Think back to the game that started the QTE craze: God of War. The boss battles in this game were already epic set pieces, but it was the inclusion of Quick Time Events that took the fights to the next level. These sequences took the battle beyond the stock set of fighting animations and static cameras and gave the fight a brutal, cinematic flair. I don't see any way those battles could have been nearly so engaging, brutal or satisfying without using the Quick Time Event.

This feature does have potential. Rather than demanding that developers STOP including this feature, I suggest we start asking that they use it BETTER.

Wednesday, May 20, 2009

Update: Script in progress

And now for what this blog is really for: progress updates on the latest video.

The script for the next lecture has been sitting at 90% complete for a few weeks now. I wanted to get some feedback from various people before making a final draft. But most of that feedback has come back now and I plan to finalize the script and record the narration by the end of the week. Then it's just a matter of putting the video together (which may take a week or several, depending on how busy life gets).

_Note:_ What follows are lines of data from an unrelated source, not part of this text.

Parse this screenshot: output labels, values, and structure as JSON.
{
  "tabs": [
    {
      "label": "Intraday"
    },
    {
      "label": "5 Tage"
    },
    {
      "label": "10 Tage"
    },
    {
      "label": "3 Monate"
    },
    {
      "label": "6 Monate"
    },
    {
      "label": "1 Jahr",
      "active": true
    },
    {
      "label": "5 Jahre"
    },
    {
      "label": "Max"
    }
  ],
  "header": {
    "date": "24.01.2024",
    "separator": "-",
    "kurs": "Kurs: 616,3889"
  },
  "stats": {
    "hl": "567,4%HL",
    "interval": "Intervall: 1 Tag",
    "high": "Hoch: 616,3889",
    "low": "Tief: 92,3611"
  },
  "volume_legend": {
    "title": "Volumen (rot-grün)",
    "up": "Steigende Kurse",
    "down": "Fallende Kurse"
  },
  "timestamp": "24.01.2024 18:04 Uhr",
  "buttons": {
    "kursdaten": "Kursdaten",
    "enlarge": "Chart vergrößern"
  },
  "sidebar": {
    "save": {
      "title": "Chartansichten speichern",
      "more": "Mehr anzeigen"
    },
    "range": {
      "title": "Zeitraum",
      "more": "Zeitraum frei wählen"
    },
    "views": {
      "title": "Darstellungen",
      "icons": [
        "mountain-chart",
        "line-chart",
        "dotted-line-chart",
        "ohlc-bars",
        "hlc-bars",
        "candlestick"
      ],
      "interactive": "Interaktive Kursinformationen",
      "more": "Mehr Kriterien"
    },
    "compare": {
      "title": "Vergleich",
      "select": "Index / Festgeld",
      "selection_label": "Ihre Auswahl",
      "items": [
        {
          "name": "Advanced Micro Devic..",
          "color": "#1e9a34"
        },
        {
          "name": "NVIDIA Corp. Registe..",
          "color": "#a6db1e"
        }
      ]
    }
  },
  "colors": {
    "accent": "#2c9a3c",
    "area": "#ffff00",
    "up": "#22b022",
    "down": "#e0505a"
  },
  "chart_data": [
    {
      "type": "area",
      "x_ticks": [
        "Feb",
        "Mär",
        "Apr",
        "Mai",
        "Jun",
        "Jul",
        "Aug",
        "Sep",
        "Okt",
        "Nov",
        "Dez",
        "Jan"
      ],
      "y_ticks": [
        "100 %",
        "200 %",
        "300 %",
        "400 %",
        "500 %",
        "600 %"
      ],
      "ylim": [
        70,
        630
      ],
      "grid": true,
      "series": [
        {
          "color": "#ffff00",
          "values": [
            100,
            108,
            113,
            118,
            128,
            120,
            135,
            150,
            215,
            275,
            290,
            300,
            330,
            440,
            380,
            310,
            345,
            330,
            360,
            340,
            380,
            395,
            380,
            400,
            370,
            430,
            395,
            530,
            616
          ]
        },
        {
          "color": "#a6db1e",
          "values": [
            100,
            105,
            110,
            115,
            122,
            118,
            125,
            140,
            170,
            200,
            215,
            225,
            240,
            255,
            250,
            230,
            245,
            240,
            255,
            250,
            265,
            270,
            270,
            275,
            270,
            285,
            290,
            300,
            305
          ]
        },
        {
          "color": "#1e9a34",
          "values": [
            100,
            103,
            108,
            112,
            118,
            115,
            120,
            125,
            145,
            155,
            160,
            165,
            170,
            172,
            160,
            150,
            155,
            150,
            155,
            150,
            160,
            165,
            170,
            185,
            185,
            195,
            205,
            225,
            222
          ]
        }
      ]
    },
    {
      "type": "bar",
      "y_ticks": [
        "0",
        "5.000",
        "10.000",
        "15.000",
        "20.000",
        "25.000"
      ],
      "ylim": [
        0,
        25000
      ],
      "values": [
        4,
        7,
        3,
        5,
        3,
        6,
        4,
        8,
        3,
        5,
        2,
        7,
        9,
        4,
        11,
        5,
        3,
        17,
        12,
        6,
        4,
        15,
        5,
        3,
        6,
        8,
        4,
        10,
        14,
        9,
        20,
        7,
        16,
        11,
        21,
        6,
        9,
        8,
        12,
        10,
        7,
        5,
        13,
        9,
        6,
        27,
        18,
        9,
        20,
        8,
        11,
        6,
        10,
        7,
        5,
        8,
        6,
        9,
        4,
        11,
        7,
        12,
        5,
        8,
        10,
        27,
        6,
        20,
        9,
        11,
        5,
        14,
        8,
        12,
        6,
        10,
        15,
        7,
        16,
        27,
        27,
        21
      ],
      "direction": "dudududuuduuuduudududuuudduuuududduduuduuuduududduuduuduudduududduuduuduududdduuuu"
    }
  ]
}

I'm especially excited about this next video. Not only does it have a great topic, but it will feature our first ever "special guest." Or "second." I don't know if James counts. He's pretty much a regular. Speaking of James, he has several more topics in the pipeline, so rest assured that there are plenty more videos to come!

Also, I'll probably be making an official video announcement for the blog by next week.

Tuesday, May 19, 2009

Let's DO THIS.

Well, here we are.

If you're here, you're probably already familiar with my little video series. You're also probably well aware that each episode seems to take me forever to release. So I've decided to start this here blog.

I'll be using this space to post updates on episode progress, discuss various video game issues and, occasionally, share my impressions on whatever game I've been playing. I'll be trying to keep this blog updated semi-regularly (to compensate for my slow video release cycle), but I want to be sure maintaining the blog doesn't slow my video schedule down even more.

If you have some suggestions or ideas for what you'd like to see here, please shoot me an email:

floydo_animation at yahoo dot com

However you ended up here, welcome aboard.